Last fiddled with by GP2 on 2018-12-06 at 01:48 Reason: fix bad links

2018-12-06, 01:46   #20
chalsall
If I May

"Chris Halsall"
Sep 2002
Barbados

23·1,103 Posts

Quote:
 Originally Posted by GP2 I think your estimate is completely wrong, actually.
Sigh... Why don't you put your CPUs where your mouth is.

Please run a few P-1 jobs in 89M where factors are not known. Many are available.

Last fiddled with by chalsall on 2018-12-06 at 01:47

2018-12-06, 02:01   #21
GP2

Sep 2003

2·1,289 Posts

Quote:
 Originally Posted by chalsall Sigh... Why don't you put your CPUs where your mouth is. Please run a few P-1 jobs in 89M where factors are not known. Many are available.
I'm not sure what point you're trying to make.

When a factor of a Mersenne number is known, it's of the form 2kp+1. So you simply find the factors of k itself to determine, retroactively, which B1 and B2 would have sufficed to find that particular factor of the Mersenne number by the P−1 method.

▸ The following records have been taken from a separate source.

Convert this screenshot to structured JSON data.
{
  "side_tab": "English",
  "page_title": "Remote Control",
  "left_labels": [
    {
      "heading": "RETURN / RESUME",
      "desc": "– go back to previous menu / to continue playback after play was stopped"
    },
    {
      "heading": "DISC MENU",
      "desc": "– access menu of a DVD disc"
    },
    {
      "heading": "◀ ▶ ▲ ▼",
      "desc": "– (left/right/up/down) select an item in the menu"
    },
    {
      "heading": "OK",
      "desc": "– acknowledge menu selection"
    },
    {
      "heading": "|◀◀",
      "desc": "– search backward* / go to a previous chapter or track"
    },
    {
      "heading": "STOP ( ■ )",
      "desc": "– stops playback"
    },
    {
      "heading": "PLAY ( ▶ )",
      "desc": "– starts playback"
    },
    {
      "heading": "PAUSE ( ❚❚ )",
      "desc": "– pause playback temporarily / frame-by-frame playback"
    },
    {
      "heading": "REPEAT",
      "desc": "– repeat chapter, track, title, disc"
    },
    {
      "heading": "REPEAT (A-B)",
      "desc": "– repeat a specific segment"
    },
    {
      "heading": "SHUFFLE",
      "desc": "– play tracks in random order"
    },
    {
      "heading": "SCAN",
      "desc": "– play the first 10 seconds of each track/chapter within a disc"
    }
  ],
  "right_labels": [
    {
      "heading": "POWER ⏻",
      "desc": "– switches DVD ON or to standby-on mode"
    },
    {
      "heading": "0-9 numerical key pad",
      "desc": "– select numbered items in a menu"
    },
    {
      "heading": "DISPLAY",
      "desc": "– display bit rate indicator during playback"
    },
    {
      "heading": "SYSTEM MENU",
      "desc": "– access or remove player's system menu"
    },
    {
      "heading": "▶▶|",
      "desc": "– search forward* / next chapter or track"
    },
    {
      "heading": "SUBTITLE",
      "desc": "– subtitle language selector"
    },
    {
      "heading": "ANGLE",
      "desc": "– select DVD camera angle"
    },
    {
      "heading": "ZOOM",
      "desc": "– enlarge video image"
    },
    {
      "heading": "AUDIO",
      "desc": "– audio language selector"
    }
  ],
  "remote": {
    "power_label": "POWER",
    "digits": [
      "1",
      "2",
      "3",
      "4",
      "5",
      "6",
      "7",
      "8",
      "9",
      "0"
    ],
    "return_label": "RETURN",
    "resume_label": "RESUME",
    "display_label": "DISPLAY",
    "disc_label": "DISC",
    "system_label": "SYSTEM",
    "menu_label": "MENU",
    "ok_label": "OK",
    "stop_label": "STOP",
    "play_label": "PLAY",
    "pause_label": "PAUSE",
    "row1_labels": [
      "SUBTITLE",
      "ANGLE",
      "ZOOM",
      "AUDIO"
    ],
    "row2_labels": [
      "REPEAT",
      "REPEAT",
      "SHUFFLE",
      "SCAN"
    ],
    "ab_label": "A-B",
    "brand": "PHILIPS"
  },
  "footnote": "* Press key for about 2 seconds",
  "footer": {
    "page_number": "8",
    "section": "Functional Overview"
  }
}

Namely, the B1 and B2 values required are the second-largest and the largest factors of k, respectively.

Thus you can determine that a significant fraction of factors found by TF are also findable by P−1. It's demonstrable by math, you don't need to run any jobs to prove it.

Last fiddled with by GP2 on 2018-12-06 at 02:03

2018-12-06, 02:09   #22
chalsall
If I May

"Chris Halsall"
Sep 2002
Barbados

23·1,103 Posts

Quote:
 Originally Posted by GP2 I'm not sure what point you're trying to make.
You yourself demonstrated that there is little cross-over between factors found by TF'ing or P-1'ing.

We have now effectively finished TF'ing 89M to 76 bits, and are close to finishing 90M to same.

Are you now telling us that we're wasting our time TF'ing?